Residential retrofit ’08: Everlast Roofing

Sometimes, metal sells itself.

Steve Eby makes his living constructing post-frame buildings, but occasionally United Enterprises Construction in Mercersburg, Pa., gets called on to install metal roofing on someone’s home. Some of those projects are older homes — 100 years old or older — in need of a new metal roof.

As much as some like to believe a metal roof will last forever, the reality is it may last “only” 5 or 6 times longer than an asphalt shingle roof. Many of Eby’s customers understand and appreciate the value of metal. He says one of the big selling points of metal in southeastern Pennsylvania is customers recognize it’s a cost-effective roofing material. “The number one thing is it looks good,” he says. “It’s also cost effective and durable.”

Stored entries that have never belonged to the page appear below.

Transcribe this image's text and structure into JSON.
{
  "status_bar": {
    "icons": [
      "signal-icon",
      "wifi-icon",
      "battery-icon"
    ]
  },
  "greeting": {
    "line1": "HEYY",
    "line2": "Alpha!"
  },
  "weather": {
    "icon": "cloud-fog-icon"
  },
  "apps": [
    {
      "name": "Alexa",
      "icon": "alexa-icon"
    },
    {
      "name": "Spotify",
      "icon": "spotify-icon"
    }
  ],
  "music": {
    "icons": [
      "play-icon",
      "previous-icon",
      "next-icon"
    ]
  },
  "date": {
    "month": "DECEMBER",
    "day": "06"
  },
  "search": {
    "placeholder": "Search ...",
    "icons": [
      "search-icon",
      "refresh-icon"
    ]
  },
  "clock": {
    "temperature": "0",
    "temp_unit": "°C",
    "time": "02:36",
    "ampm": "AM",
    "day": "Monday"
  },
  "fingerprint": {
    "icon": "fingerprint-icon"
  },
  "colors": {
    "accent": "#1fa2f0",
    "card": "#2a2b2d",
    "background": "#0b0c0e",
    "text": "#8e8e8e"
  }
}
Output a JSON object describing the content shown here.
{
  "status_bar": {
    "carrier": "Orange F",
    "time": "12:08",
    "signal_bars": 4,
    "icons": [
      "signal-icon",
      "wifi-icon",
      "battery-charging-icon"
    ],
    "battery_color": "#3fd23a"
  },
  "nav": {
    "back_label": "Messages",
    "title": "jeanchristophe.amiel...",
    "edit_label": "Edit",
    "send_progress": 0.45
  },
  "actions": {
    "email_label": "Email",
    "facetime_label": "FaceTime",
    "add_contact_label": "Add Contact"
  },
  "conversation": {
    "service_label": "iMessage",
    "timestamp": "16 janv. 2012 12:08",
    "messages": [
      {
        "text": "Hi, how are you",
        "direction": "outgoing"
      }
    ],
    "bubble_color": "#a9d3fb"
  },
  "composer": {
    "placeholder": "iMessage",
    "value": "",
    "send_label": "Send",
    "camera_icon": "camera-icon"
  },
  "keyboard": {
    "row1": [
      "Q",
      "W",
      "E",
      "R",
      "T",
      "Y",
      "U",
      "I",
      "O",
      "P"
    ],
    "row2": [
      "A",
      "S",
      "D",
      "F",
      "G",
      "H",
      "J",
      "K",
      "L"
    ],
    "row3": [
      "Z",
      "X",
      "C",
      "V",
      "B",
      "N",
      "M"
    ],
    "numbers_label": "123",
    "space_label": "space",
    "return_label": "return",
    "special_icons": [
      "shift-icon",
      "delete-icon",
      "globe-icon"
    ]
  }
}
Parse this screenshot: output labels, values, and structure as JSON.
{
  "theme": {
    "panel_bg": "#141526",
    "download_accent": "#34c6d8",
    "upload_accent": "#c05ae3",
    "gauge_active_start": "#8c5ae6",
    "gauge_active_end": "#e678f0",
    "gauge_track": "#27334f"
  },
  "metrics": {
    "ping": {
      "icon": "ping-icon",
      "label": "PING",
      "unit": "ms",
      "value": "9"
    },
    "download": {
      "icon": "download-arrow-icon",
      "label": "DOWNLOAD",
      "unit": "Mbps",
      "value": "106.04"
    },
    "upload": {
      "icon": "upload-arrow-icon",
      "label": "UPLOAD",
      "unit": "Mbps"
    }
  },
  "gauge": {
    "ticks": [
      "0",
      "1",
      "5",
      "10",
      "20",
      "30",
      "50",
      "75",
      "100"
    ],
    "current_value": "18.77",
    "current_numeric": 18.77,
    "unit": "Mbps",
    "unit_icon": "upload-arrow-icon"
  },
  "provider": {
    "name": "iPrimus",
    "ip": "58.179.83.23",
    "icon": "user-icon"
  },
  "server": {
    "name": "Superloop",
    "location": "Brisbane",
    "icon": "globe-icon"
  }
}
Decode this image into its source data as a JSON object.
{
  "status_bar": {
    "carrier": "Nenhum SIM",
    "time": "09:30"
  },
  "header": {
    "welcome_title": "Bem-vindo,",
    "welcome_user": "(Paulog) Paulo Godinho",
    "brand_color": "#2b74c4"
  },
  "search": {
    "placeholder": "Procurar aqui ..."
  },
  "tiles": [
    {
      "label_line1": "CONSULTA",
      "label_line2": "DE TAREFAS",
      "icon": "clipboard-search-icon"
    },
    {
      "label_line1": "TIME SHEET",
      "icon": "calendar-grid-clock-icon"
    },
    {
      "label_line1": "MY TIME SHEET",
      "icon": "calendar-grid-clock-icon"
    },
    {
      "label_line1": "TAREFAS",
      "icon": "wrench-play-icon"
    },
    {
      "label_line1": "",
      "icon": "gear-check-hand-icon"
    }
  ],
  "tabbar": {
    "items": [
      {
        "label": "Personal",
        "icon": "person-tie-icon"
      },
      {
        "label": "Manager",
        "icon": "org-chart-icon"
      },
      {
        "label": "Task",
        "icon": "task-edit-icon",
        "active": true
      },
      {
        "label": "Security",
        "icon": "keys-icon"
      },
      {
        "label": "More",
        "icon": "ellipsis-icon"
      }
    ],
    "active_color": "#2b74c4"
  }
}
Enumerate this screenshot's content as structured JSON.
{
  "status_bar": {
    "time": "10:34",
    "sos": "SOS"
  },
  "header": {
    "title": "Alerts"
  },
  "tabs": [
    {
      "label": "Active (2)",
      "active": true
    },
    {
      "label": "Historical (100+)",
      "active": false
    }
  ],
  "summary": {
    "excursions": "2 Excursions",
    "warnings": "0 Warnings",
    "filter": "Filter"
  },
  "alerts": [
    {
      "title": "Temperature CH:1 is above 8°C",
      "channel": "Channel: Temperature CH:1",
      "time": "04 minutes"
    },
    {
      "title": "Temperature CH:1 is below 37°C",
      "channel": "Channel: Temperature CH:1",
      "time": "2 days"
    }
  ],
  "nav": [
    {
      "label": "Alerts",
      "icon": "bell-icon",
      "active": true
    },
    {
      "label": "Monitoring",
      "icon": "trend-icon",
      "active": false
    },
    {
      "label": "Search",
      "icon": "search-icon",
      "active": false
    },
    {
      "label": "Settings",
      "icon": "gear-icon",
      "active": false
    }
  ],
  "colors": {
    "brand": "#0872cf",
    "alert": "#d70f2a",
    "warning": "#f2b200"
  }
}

How much metal roofing could you sell if you didn’t have that hurdle to get over? It’s not always that simple, but for this project — a home originally built in the mid-1800s — it was all about replacing metal with metal.

“The old metal roof was leaking and starting to blow off in some areas,” Eby says. “It needed to be replaced and it made sense to go with metal again. This home is situated on top of a hill, there’s a lot of wind and this roof is nice and tight.”

The homeowner selected the Everlast II profile from Everlast Roofing in the color Charcoal. The Everlast II is a 29-gauge through-fastened panel measuring 38 inches and providing 36 inches of cover. This Everlast II panel is part of the Omni generation of panels from Everlast Roofing with unprecedented barrier protection and better paint adhesion.

For this project, United Enterprises Construction had to tear down the roof as well as the rafters, right down to the stone walls. The challenge then was to construct a level support system roof for the new metal roof. Eby says the walls were 4 inches lower on one end than the other. “We squared it all up before we installed the roof,” he says. “That roof is 100 percent level. And the customer is tickled.”

United installed gutters to complete the job.

“Metal has come a long way in the last few years,” Eby says. “The durability of the panels and the paint are so much better.”